Some package managers identify their software packages by arbitrarily assigned labels, usually consisting of a name and a version number. There is no general agreement on how version numbers should be interpreted, making version-based references inherently fragile.

A small number of recent package managers, mainly Nix and Guix, use references derived from the source code itself, a technique known as content addressing. For these package managers, changing a single letter in the source code makes it traceably different.

For reproducibility in complex software assemblies, content-based references are essential for accurate and automatable bookkeeping. The use of imprecise version-based references is one of the main reasons for computational irreproducibility.

Single-level vs. recursive dependency tracking

This is a very technical distinction, but also a very important one for reproducibility.

Package managers must build a package from software source code. This step includes in particular compiling source code, but also related tasks such as preprocessing documentation and copying files into a suitable file system structure. Software builds happen in a computational environment of their own, and that environment is also assembled from packages.
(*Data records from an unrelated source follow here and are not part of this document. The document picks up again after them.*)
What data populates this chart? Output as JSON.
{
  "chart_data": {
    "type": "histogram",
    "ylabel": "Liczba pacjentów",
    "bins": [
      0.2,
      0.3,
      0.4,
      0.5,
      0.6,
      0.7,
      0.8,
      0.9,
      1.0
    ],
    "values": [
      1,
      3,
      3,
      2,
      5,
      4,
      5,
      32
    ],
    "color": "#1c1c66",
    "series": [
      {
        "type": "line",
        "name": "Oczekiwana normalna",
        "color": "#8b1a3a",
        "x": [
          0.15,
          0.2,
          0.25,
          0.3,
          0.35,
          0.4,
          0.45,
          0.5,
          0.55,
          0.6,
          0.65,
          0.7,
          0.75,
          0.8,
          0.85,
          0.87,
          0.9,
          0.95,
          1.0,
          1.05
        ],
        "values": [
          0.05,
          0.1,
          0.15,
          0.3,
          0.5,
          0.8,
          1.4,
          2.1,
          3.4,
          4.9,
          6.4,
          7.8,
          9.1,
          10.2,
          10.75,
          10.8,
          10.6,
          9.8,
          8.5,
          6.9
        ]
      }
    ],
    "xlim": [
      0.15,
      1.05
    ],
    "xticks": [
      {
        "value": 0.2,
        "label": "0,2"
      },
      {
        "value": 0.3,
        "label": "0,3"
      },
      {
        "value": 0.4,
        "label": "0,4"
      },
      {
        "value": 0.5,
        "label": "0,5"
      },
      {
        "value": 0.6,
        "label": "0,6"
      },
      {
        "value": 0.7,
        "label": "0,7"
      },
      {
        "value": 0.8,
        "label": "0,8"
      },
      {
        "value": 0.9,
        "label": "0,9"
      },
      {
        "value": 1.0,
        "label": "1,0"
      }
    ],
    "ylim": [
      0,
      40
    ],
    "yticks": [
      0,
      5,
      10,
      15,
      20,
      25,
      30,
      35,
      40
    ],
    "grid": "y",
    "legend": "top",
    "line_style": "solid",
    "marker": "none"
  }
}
With single-level dependency tracking, the build environment is described as a list of requirements, for example "a C compiler". With recursive dependency tracking, the full construction of the build environment is recorded with precise references. Recursive dependency tracking requires a package manager that can handle specialized environments. In practice, it also requires content-based references for manageable bookkeeping.

That lack of recursive dependency tracking is the most important cause of computational irreproducibility. Unfortunately, recursive dependency tracking is a new and not widely implemented technique, so far available only with Nix and Guix.